וַהֲקִימֹתִ֥י לִי֙ כֹּהֵ֣ן נֶאֱמָ֔ן כַּאֲשֶׁ֛ר בִּלְבָבִ֥י וּבְנַפְשִׁ֖י יַעֲשֶׂ֑ה וּבָנִ֤יתִי לוֹ֙ בַּ֣יִת נֶאֱמָ֔ן וְהִתְהַלֵּ֥ךְ לִפְנֵֽי־מְשִׁיחִ֖י כָּל־הַיָּמִֽים׃ | 35 |
I wzbudzę sobie kapłana wiernego, który według serca mego, i według myśli mojej czynić będzie, i zbuduję mu dom trwały, a będzie służył przed pomazańcem moim po wszystkie dni.
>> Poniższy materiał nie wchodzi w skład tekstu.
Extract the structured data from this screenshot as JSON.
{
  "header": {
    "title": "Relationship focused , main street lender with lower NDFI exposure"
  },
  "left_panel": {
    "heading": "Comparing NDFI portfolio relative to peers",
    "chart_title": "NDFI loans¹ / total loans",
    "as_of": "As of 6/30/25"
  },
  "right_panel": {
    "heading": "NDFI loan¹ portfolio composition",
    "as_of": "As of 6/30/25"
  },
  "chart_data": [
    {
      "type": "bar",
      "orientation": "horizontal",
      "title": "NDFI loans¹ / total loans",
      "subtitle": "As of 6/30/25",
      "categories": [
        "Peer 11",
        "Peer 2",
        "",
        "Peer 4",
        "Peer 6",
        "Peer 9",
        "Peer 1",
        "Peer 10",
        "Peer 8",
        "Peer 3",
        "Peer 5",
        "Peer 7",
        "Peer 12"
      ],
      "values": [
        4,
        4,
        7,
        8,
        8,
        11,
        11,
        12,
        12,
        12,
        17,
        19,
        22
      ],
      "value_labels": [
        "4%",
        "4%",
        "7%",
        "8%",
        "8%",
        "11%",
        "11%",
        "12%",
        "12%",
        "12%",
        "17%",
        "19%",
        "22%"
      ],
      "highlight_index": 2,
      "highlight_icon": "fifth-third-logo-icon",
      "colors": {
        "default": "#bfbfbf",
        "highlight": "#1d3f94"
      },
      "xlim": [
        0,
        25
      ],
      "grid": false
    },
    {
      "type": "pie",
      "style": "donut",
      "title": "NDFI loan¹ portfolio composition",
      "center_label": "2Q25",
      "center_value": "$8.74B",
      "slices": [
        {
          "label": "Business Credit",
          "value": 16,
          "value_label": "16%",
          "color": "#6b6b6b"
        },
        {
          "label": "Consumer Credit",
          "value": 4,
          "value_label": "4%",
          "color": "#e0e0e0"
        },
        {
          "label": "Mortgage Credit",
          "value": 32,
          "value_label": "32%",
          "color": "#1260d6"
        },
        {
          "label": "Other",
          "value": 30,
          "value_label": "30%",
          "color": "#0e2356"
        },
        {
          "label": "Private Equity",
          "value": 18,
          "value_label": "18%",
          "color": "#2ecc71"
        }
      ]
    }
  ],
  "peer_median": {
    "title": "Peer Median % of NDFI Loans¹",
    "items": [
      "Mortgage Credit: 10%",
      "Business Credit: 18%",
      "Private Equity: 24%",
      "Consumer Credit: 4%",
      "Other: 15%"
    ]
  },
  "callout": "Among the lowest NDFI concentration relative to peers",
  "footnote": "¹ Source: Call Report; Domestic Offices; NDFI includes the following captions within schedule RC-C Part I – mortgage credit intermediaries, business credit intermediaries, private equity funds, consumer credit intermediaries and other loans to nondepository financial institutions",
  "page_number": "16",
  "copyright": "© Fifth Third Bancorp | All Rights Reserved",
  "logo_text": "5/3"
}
וְהָיָ֗ה כָּל־הַנּוֹתָר֙ בְּבֵ֣יתְךָ֔ יָבוֹא֙ לְהִשְׁתַּחֲוֹ֣ת ל֔וֹ לַאֲג֥וֹרַת כֶּ֖סֶף וְכִכַּר־לָ֑חֶם וְאָמַ֗ר סְפָחֵ֥נִי נָ֛א אֶל־אַחַ֥ת הַכְּהֻנּ֖וֹת לֶאֱכֹ֥ל פַּת־לָֽחֶם׃ ס | 36 |
I stanie się, ktokolwiek pozostanie z domu twego, przyjdzie, aby mu się ukłonił za pieniądz srebrny i za sztukę chleba, mówiąc: Przypuść mię proszę do jednej cząstki kapłańskiej, aby jadł sztuczkę chleba.